Ireland’s real net pioneer
Meet the Irishman whose key decisions in the Eighties led to the web as we know it today
When people think of the founding fathers of the internet, they think of inventors such as Bob Kahn and Vint Cerf who created TCP/IP protocols that the internet runs on, as well as creator of the World Wide Web, Tim Berners-Lee.
Few realise that it was an Irishman whose strategic decision in the Eighties with the US National Science Foundation (NST) that led to the creation of the internet as we know it.
That man, the former head of UCD’s Computer Science Department and founder of the IEDR (.ie Domain Registry), Dennis Jennings has been nominated to the Board of the Internet Corporation for Assigned Names and Numbers (ICANN).
ICANN is the body that decides policy on the shape of the internet and assignment of international domain names.
The internet was originally born in the Fifties as the ARPA (Advanced Research Projects Agency) Net in response to the launch of Sputnik.
Jennings, while in charge of the supercomputing initiative at the US National Science Foundation in 1983, decided to take TCP/IP protocols out of the military world and the hands of a select few researchers and into the wider university world.
That decision set in motion the trigger for the creation of a wider family of networks collectively known as the internet.
Jennings is modest about his contribution to the internet: “If I didn’t do it someone else would have. But it is true that I made the decisions that led to the internet as we know it today. I was the first person in the US to talk about an ‘internet’ and the first to create a network that incorporated all the other networks in the US at the time.

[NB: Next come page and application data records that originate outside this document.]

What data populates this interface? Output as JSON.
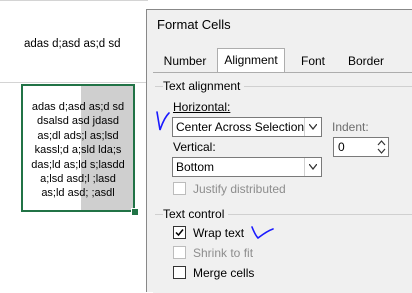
{
  "sheet": {
    "cell_a_text": "adas d;asd as;d sd",
    "wrapped_lines": [
      "adas d;asd as;d sd",
      "dsalsd asd jdasd",
      "as;dl ads;l as;lsd",
      "kassl;d a;sld lda;s",
      "das;ld as;ld s;lasdd",
      "a;lsd asd;l ;lasd",
      "as;ld asd; ;asdl"
    ]
  },
  "dialog": {
    "title": "Format Cells",
    "tabs": [
      "Number",
      "Alignment",
      "Font",
      "Border"
    ],
    "active_tab": "Alignment",
    "text_alignment_label": "Text alignment",
    "horizontal_label": "Horizontal:",
    "horizontal_value": "Center Across Selection",
    "indent_label": "Indent:",
    "indent_value": "0",
    "vertical_label": "Vertical:",
    "vertical_value": "Bottom",
    "justify_distributed_label": "Justify distributed",
    "text_control_label": "Text control",
    "wrap_text_label": "Wrap text",
    "wrap_text_checked": true,
    "shrink_to_fit_label": "Shrink to fit",
    "merge_cells_label": "Merge cells"
  },
  "colors": {
    "selection_border": "#217346",
    "annotation_ink": "#1a1aff"
  }
}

“Our ambition was to link all 300 universities in the US to create a national centre for research. While it was ambitious at the time we had no concept that the internet would grow the way it has.
“By the time I left the NSF in 1986 I had spent US$17m of US Government money but knew I had started something big,” Jennings recalls.
It was in the early Nineties with the onset of the Mosaic browser and the European backbone network (Ebone) that TCP/IP began to appear on local networks in European universities.
In 1992 Jennings was also instrumental in the creation of the IEDR which he helped run until 1999 from UCD’s computer science department.
It was in the early Nineties that Jennings also became a technology investor, being involved in the start-up of companies like Baltimore
Technologies, Euristix, Ntera and WBT.
Jennings got a handsome return on his investment in Euristix in 1999 when it was bought by Fore Systems for US$81m. Fore Systems was then subsequently bought by GEC-Marconi for US$2.8bn.
While Jennings refuses to admit the deal made him a wealthy man, he admits he was able to take a career break from UCD and consider other opportunities. He focused on investing in young technology companies as an angel investor.
Along with his friend Ray Norton, former head of Siemens Nixdorf in Ireland, he approached Dolmen Securities’ Ronan Reid about establishing a venture capital fund for commercialising university research and Fourth Level Ventures was born.
“We work very hard with companies before we invest in them. We’ve invested in 12 companies and at least half of those are looking
“One thing you learn as an investor is that if things could possibly go wrong, they more than likely will. Also you learn that while costs are certain, revenues are not.”
Jennings will take up his board position at ICANN at the end of October. He says a reason why he was selected out of 70 names put forward was his combination of internet, management and commercial experience.
Jennings says one of the prime challenges facing ICANN is the introduction of international domain names (IDNs) other than in Latin script. “We need to create top-level domains that take into account Chinese and Arabic script. These have to be introduced and we need to ensure they are fairly competed for.”
He says the issue of IDNs will be important to international commerce. “If you’re a Western business, reaching out to a Chinese market of over two billion people, for example, will be important.
“IDN is one of the most important challenges facing ICANN over the next year or so,” Jennings concludes.